Kategorie:
Na Łotwie konieczne jest zainicjowanie dyskusji na temat potrzeby zakazania lub zezwolenia na noszenie w miejscach publicznych islamskich nakryć głowy i innych ubrań, które zakrywają twarz. Do wniosków takich doszedł prezydent Raimonds Vējonis w wywiadzie udzielonym stacji LNT.
Prezydent zauważył, iż w kwestii uchodźców Łotwa niestety nie jest przygotowana na wiele rzeczy. Dlatego grupa robocza, która opracowuje politykę w sprawie imigrantów może zdecydować, czy zezwolić lub zabronić noszenia burki. Decyzję tą należy podjąć z wyprzedzeniem.
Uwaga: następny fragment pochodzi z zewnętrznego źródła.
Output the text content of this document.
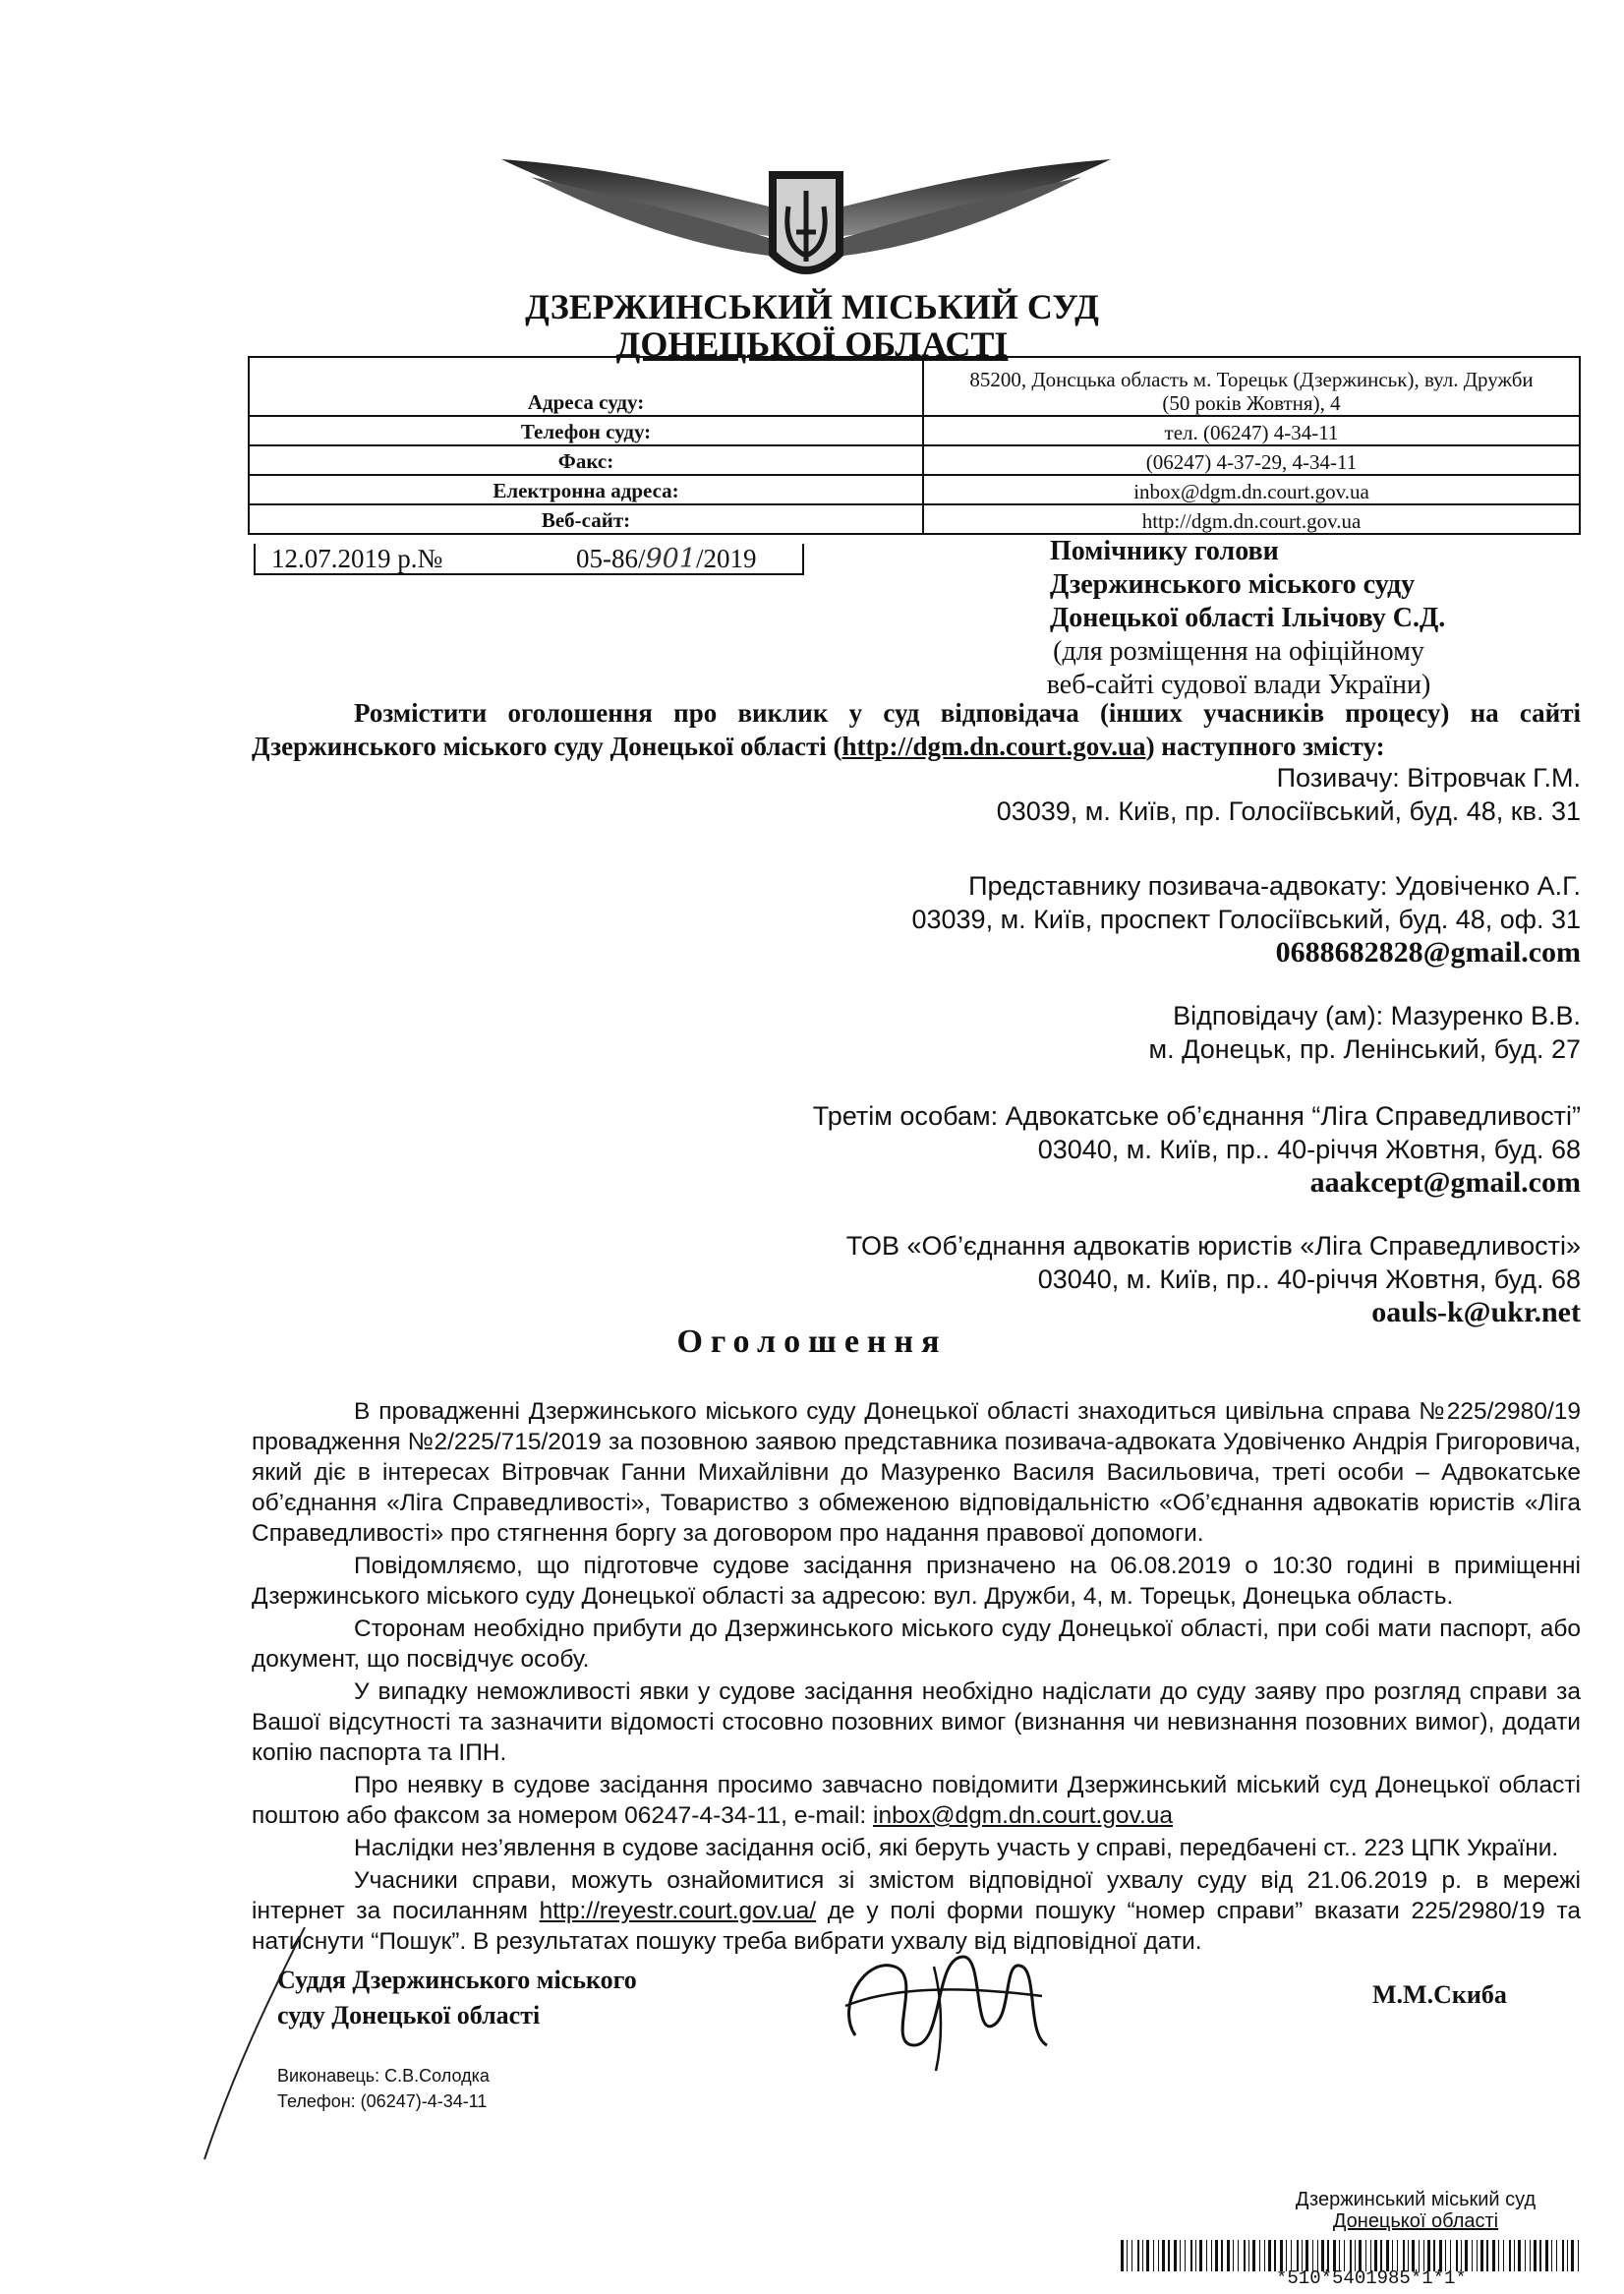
ДЗЕРЖИНСЬКИЙ МІСЬКИЙ СУД
ДОНЕЦЬКОЇ ОБЛАСТІ
Адреса суду:	85200, Донсцька область м. Торецьк (Дзержинськ), вул. Дружби
(50 років Жовтня), 4

Телефон суду:	тел. (06247) 4-34-11
Факс:	(06247) 4-37-29, 4-34-11
Електронна адреса:	inbox@dgm.dn.court.gov.ua
Веб-сайт:	http://dgm.dn.court.gov.ua
12.07.2019 р.№	05-86/901/2019	Помічнику голови
Дзержинського міського суду
Донецької області Ільічову С.Д.
(для розміщення на офіційному
веб-сайті судової влади України)
Розмістити оголошення про виклик у суд відповідача (інших учасників процесу) на сайті
Дзержинського міського суду Донецької області (http://dgm.dn.court.gov.ua) наступного змісту:
Позивачу: Вітровчак Г.М.
03039, м. Київ, пр. Голосіївський, буд. 48, кв. 31
Представнику позивача-адвокату: Удовіченко А.Г.
03039, м. Київ, проспект Голосіївський, буд. 48, оф. 31
0688682828@gmail.com
Відповідачу (ам): Мазуренко В.В.
м. Донецьк, пр. Ленінський, буд. 27
Третім особам: Адвокатське об’єднання “Ліга Справедливості”
03040, м. Київ, пр.. 40-річчя Жовтня, буд. 68
aaakcept@gmail.com
ТОВ «Об’єднання адвокатів юристів «Ліга Справедливості»
03040, м. Київ, пр.. 40-річчя Жовтня, буд. 68
oauls-k@ukr.net
Оголошення

В провадженні Дзержинського міського суду Донецької області знаходиться цивільна справа №225/2980/19 провадження №2/225/715/2019 за позовною заявою представника позивача-адвоката Удовіченко Андрія Григоровича, який діє в інтересах Вітровчак Ганни Михайлівни до Мазуренко Василя Васильовича, треті особи – Адвокатське об’єднання «Ліга Справедливості», Товариство з обмеженою відповідальністю «Об’єднання адвокатів юристів «Ліга Справедливості» про стягнення боргу за договором про надання правової допомоги.

Повідомляємо, що підготовче судове засідання призначено на 06.08.2019 о 10:30 годині в приміщенні Дзержинського міського суду Донецької області за адресою: вул. Дружби, 4, м. Торецьк, Донецька область.

Сторонам необхідно прибути до Дзержинського міського суду Донецької області, при собі мати паспорт, або документ, що посвідчує особу.

У випадку неможливості явки у судове засідання необхідно надіслати до суду заяву про розгляд справи за Вашої відсутності та зазначити відомості стосовно позовних вимог (визнання чи невизнання позовних вимог), додати копію паспорта та ІПН.

Про неявку в судове засідання просимо завчасно повідомити Дзержинський міський суд Донецької області поштою або факсом за номером 06247-4-34-11, e-mail: inbox@dgm.dn.court.gov.ua

Наслідки нез’явлення в судове засідання осіб, які беруть участь у справі, передбачені ст.. 223 ЦПК України.

Учасники справи, можуть ознайомитися зі змістом відповідної ухвалу суду від 21.06.2019 р. в мережі інтернет за посиланням http://reyestr.court.gov.ua/ де у полі форми пошуку “номер справи” вказати 225/2980/19 та натиснути “Пошук”. В результатах пошуку треба вибрати ухвалу від відповідної дати.

Суддя Дзержинського міського
суду Донецької області
М.М.Скиба
Виконавець: С.В.Солодка
Телефон: (06247)-4-34-11
Дзержинський міський суд
Донецької області
*510*5401985*1*1*
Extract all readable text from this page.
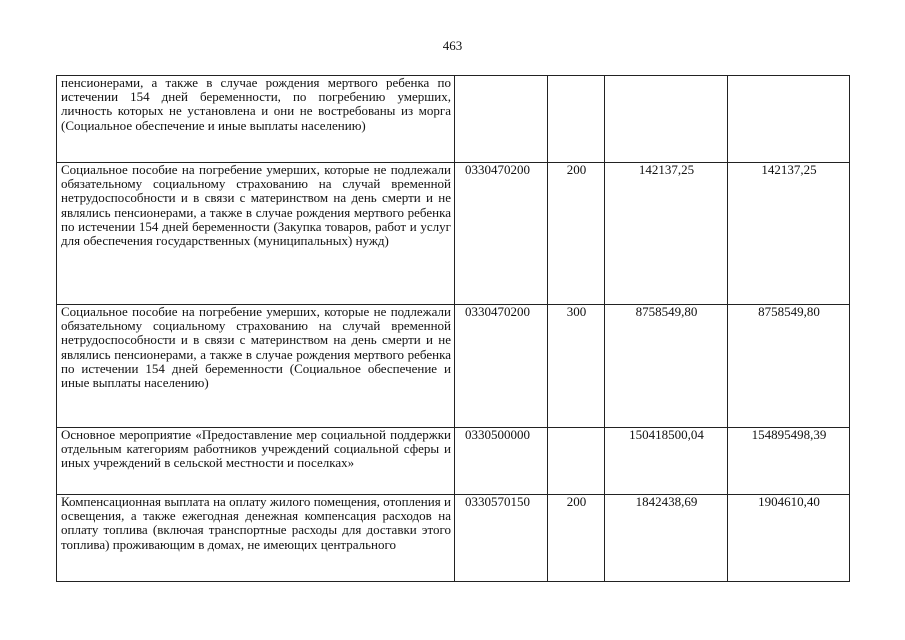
463
пенсионерами, а также в случае рождения мертвого ребенка по истечении 154 дней беременности, по погребению умерших, личность которых не установлена и они не востребованы из морга (Социальное обеспечение и иные выплаты населению)				
Социальное пособие на погребение умерших, которые не подлежали обязательному социальному страхованию на случай временной нетрудоспособности и в связи с материнством на день смерти и не являлись пенсионерами, а также в случае рождения мертвого ребенка по истечении 154 дней беременности (Закупка товаров, работ и услуг для обеспечения государственных (муниципальных) нужд)	0330470200	200	142137,25	142137,25
Социальное пособие на погребение умерших, которые не подлежали обязательному социальному страхованию на случай временной нетрудоспособности и в связи с материнством на день смерти и не являлись пенсионерами, а также в случае рождения мертвого ребенка по истечении 154 дней беременности (Социальное обеспечение и иные выплаты населению)	0330470200	300	8758549,80	8758549,80
Основное мероприятие «Предоставление мер социальной поддержки отдельным категориям работников учреждений социальной сферы и иных учреждений в сельской местности и поселках»	0330500000		150418500,04	154895498,39

Компенсационная выплата на оплату жилого помещения, отопления и освещения, а также ежегодная денежная компенсация расходов на оплату топлива (включая транспортные расходы для доставки этого топлива) проживающим в домах, не имеющих центрального	0330570150	200	1842438,69	1904610,40
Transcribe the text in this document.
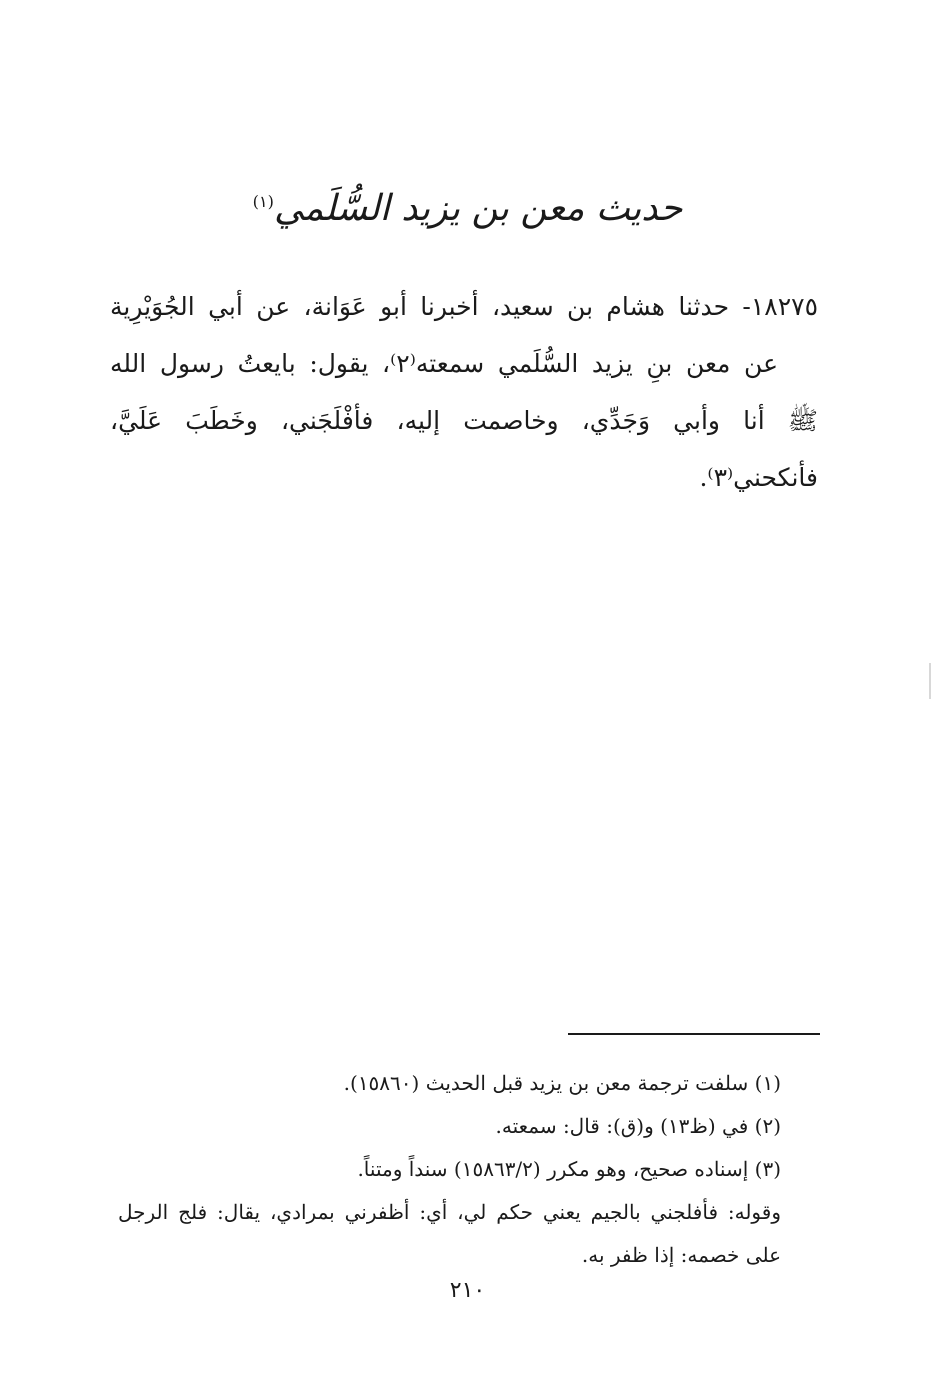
حديث معن بن يزيد السُّلَمي$^{(١)}$
١٨٢٧٥- حدثنا هشام بن سعيد، أخبرنا أبو عَوَانة، عن أبي الجُوَيْرِية
عن معن بنِ يزيد السُّلَمي سمعته⁽٢⁾، يقول: بايعتُ رسول الله
ﷺ أنا وأبي وَجَدِّي، وخاصمت إليه، فأفْلَجَني، وخَطَبَ عَلَيَّ،
فأنكحني⁽٣⁾.
(١) سلفت ترجمة معن بن يزيد قبل الحديث (١٥٨٦٠).
(٢) في (ظ١٣) و(ق): قال: سمعته.
(٣) إسناده صحيح، وهو مكرر (١٥٨٦٣/٢) سنداً ومتناً.
وقوله: فأفلجني بالجيم يعني حكم لي، أي: أظفرني بمرادي، يقال: فلج الرجل على خصمه: إذا ظفر به.
٢١٠
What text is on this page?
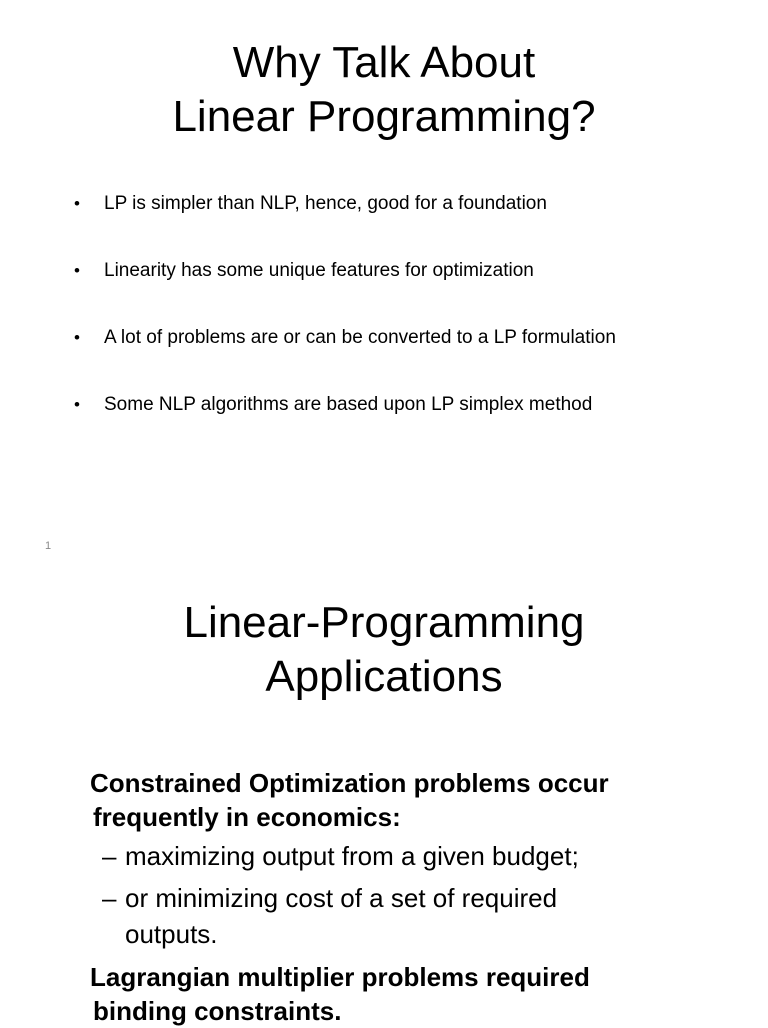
Why Talk About
Linear Programming?
• LP is simpler than NLP, hence, good for a foundation
• Linearity has some unique features for optimization
• A lot of problems are or can be converted to a LP formulation
• Some NLP algorithms are based upon LP simplex method
1
Linear-Programming
Applications

Constrained Optimization problems occur
frequently in economics:

– maximizing output from a given budget;
– or minimizing cost of a set of required outputs.

Lagrangian multiplier problems required
binding constraints.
„Nie chodzi o to, aby zezwolić lub zakazać noszenia burki, ale w każdym przypadku trzeba rozpocząć dyskusję” – powiedział Vējonis.
Pytany o jego osobiste poglądy w tej sprawie, Vējonis powiedział, że ma negatywne nastawienie do noszenia burki w miejscach publicznych.
„Moja opinia w tej sprawie jest taka, że noszenie zakryć twarzy w miejscach publicznych nie jest konieczne, ponieważ łotewskie społeczeństwo jest otwarte. Akceptujemy ludzi różnych narodowości. Jesteśmy tolerancyjni i nie widzę powodu akceptowania rzeczy, które dla niektórych nie są zrozumiałe” – tłumaczy prezydent.
W zeszłym tygodniu podobny problem przedyskutowano w Estonii. Margus Tsahkna, minister spraw wewnętrznych, złożył propozycje zakazu noszenia burki i innych kontrowersyjnych ubrań muzułmańskich w Estonii.
W krajach bałtyckich chcą szybko rozwiązać problemy, z którymi zmagają się obecnie inne kraje w Europie. Minister podkreślił, że byłoby to sprawiedliwe, aby Estończycy i ludzie przybywający do Estonii wiedzieli z góry o takim zakazie.